European Union members are holding a crucial vote to impose duties of up to 45% on imports of Chinese electric vehicles (EVs), Reuters reports.
The European Commission proposed final duties for the next five years to counter what it considered unfair Chinese subsidies after a year-long anti-subsidy investigation. However, the proposal could be blocked if a qualified majority of the 15 EU members, representing 65% of the bloc’s population, vote against it.
Germany, the region’s largest economy and biggest car maker, will vote against imposing tariffs, according to expectations. German carmakers, for whom China accounts for nearly a third of sales, have been particularly vocal in their opposition to the tariffs.
Spain’s Economy Minister Carlos Cuerpo also said in a letter to European Commission Vice President Valdis Dombrovskis, the EU should “keep negotiations open… beyond the binding vote” instead of imposing tariffs.
In response, Beijing launched its own inspections of imports of brandy, dairy products and pork from the EU this year. On Friday, Hungarian Prime Minister Viktor Orbán warned that the EU was heading towards an “economic cold war” against China.
The Commission says China’s spare production capacity of three million EVs a year is twice the size of the EU market. Given the 100% tariffs in the US and Canada, the most obvious destination for these EVs is Europe.

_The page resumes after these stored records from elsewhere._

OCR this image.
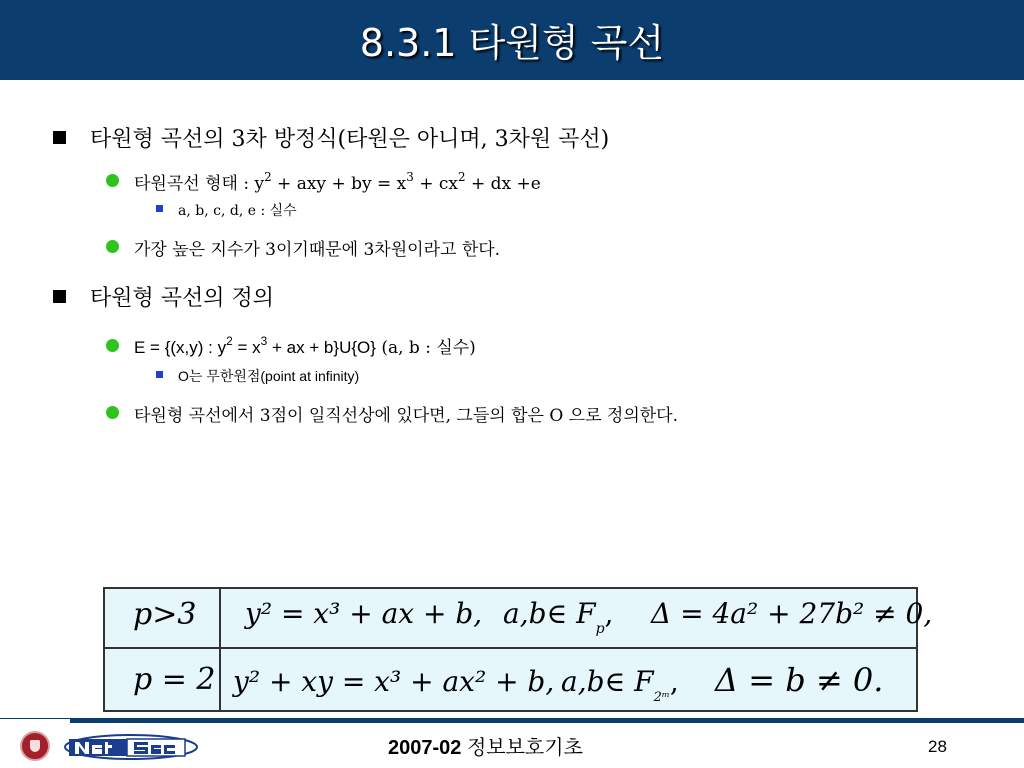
8.3.1 타원형 곡선
타원형 곡선의 3차 방정식(타원은 아니며, 3차원 곡선)
타원곡선 형태 : $y^2$ + axy + by = $x^3 + cx^2$ + dx +e
a, b, c, d, e : 실수
가장 높은 지수가 3이기때문에 3차원이라고 한다.
타원형 곡선의 정의
E = {(x,y) : $y^2 = x^3$ + ax + b}U{O} (a, b : 실수)
O는 무한원점(point at infinity)
타원형 곡선에서 3점이 일직선상에 있다면, 그들의 합은 O 으로 정의한다.
p>3 y² = x³ + ax + b, a,b∈ $F_p$, Δ = 4a² + 27b² ≠ 0,
p = 2 y² + xy = x³ + ax² + b, a,b∈ $F_{2ᵐ}$, Δ = b ≠ 0.
2007-02 정보보호기초	28
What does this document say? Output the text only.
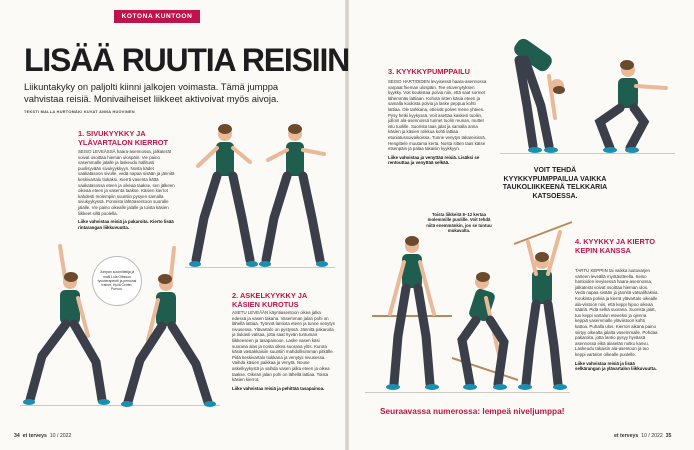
KOTONA KUNTOON
LISÄÄ RUUTIA REISIIN
Liikuntakyky on paljolti kiinni jalkojen voimasta. Tämä jumppa vahvistaa reisiä. Monivaiheiset liikkeet aktivoivat myös aivoja.
TEKSTI MALLA HURTOMÄKI KUVAT ANNA HUOVINEN
1. SIVUKYYKKY JA YLÄVARTALON KIERROT
SEISO LEVEÄSSÄ haara-asennossa, jalkaterät voivat osoittaa hieman ulospäin. Vie paino vasemmalle jalalle ja laskeudu hallitusti puolisyvään sivukyykkyyn. Nosta kädet vaakatasoon sivulle, vedä napaa sisään ja jännitä keskivartalo tiukaksi. Kierrä vasenta kättä vaakatasossa eteen ja oikeaa taakse, sen jälkeen oikeaa eteen ja vasenta taakse. Käsien kierrot kahdesti molempiin suuntiin pysyen samalla sivukyykyssä. Ponnista lähtöasentoon suoralle jalalle. Vie paino oikealle jalalle ja toista käsien liikkeet sillä puolella.
Liike vahvistaa reisiä ja pakaroita. Kierto lisää rintarangan liikkuvuutta.
2. ASKELKYYKKY JA KÄSIEN KUROTUS
ASETU LEVEÄÄN käyntiasentoon oikea jalka edessä ja vasen takana. Vasemman jalan pohi on lähellä lattiaa. Työnnä lantiota eteen ja tunne venytys nivusessa. Ylävartalo on pystyssä. Jännitä pakaroita ja tiukasti vatsaa, jotta saat hyvän tuntuman liikkeeseen ja tasapainoon. Laske vasen käsi suorana alas ja nosta oikea suorana ylös. Kurota käsiä vastakkaisiin suuntiin mahdollisimman pitkälle. Pidä keskivartalo tiukkana ja venytys nivusessa. Vaihda käsien paikkaa ja venytä. Nouse askelkyykystä ja vaihda vasen jalka eteen ja oikea taakse. Oikean jalan pohi on lähellä lattiaa. Toista käsien kierrot.
Liike vahvistaa reisiä ja pehittää tasapainoa.
3. KYYKKYPUMPPAILU
SEISO HARTIOIDEN levyisessä haara-asennossa varpaat hieman ulospäin. Tee etuvenytyksen kyykky. Voit koukistaa polvia niin, että saat sormet lähemmäs lattiaan. Kohota sitten käsia eteen ja samalla koukista polvia ja laske peppua kohti lattiaa. Ole tarkkana, etteivät polvet mene yhteen. Pysy hetki kyykyssä. Voit asettaa kaskesi tuoliin, jolloin ala-asennossa tunnet tuolin reunan, muttet istu tuolille. Suorista taas jalat ja samalla anna käsien ja käsien roikkua kohti lattiaa etuniatussuivaikoissa. Tunne venytys takareisissä. Hengittele muutama kerta. Nosta sitten taas kätse etsenpäin ja palaa takaisin kyykkyyn.
Liike vahvistaa ja venyttää reisiä. Lisäksi se rentouttaa ja venyttää selkää.
4. KYYKKY JA KIERTO KEPIN KANSSA
TARTU KEPPIIN tai vaikka luutuvarjen varteen leveällä myötäotteella. Seiso hartioiden levyisessä haara-asennossa, jalkaterät voivat osoittaa hieman ulos. Vedä napaa sisään ja jännitä vatsalihaksia. Koukista polvia ja kierrä ylävartalo oikealle ala-viistoon niin, että keppi hipoo oikeaa sääriä. Pidä selkä suorana. Suorista jalat, tuo keppi vartalon eteeeksi ja ojenna keppiä vasemmalle yläviistoon kohti kattoa. Puhalla ulos. Kierron aikana paino siirtyy oikealta jalalta vasemmalle. Pohdaa pakaroita, jotta lantio pysyy hyvässä asennossa eikä alaselän notko kasvu. Laskeudu takaisin ala-asentoon ja tuo keppi vartalon oikealle puolelle.
Liike vahvistaa reisiä ja lisää selkärangan ja ylävartalon liikkuvuutta.
Jumpan suunnittelija ja malli Lola Olbsson fysioterapeutti ja personal trainer, Hyvä Center, Porvoo.
VOIT TEHDÄ KYYKKYPUMPPAILUA VAIKKA TAUKOLIIKKEENÄ TELKKARIA KATSOESSA.
Toista liikkeitä 8–12 kertaa molemmille puolille. Voit tehdä niitä enemmänkin, jos se tuntuu mukavalta.
Seuraavassa numerossa: lempeä niveljumppa!
34 et terveys 10 / 2022	et terveys 10 / 2022 35
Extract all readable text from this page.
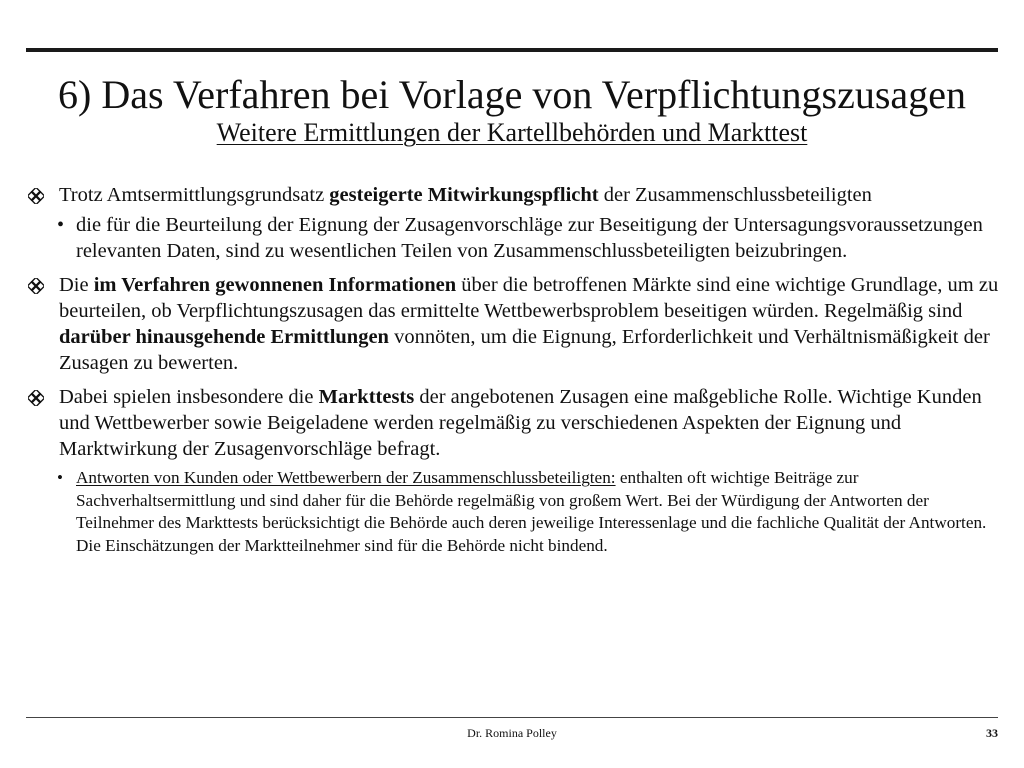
6) Das Verfahren bei Vorlage von Verpflichtungszusagen
Weitere Ermittlungen der Kartellbehörden und Markttest

Trotz Amtsermittlungsgrundsatz gesteigerte Mitwirkungspflicht der Zusammenschlussbeteiligten

• die für die Beurteilung der Eignung der Zusagenvorschläge zur Beseitigung der Untersagungsvoraussetzungen relevanten Daten, sind zu wesentlichen Teilen von Zusammenschlussbeteiligten beizubringen.

Die im Verfahren gewonnenen Informationen über die betroffenen Märkte sind eine wichtige Grundlage, um zu beurteilen, ob Verpflichtungszusagen das ermittelte Wettbewerbsproblem beseitigen würden. Regelmäßig sind darüber hinausgehende Ermittlungen vonnöten, um die Eignung, Erforderlichkeit und Verhältnismäßigkeit der Zusagen zu bewerten.

Dabei spielen insbesondere die Markttests der angebotenen Zusagen eine maßgebliche Rolle. Wichtige Kunden und Wettbewerber sowie Beigeladene werden regelmäßig zu verschiedenen Aspekten der Eignung und Marktwirkung der Zusagenvorschläge befragt.

• Antworten von Kunden oder Wettbewerbern der Zusammenschlussbeteiligten: enthalten oft wichtige Beiträge zur Sachverhaltsermittlung und sind daher für die Behörde regelmäßig von großem Wert. Bei der Würdigung der Antworten der Teilnehmer des Markttests berücksichtigt die Behörde auch deren jeweilige Interessenlage und die fachliche Qualität der Antworten. Die Einschätzungen der Marktteilnehmer sind für die Behörde nicht bindend.

Dr. Romina Polley	33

The EU executive said it was ready to continue talks with China on an alternative to tariffs and could reconsider price commitments after previously rejecting proposals from Chinese companies.
The tariffs range from 7.8 % for Tesla to 35.3 % for SAIC and other companies deemed not to have co-operated with the EU investigation. Those tariffs are in addition to the EU’s standard 10% import duty on cars.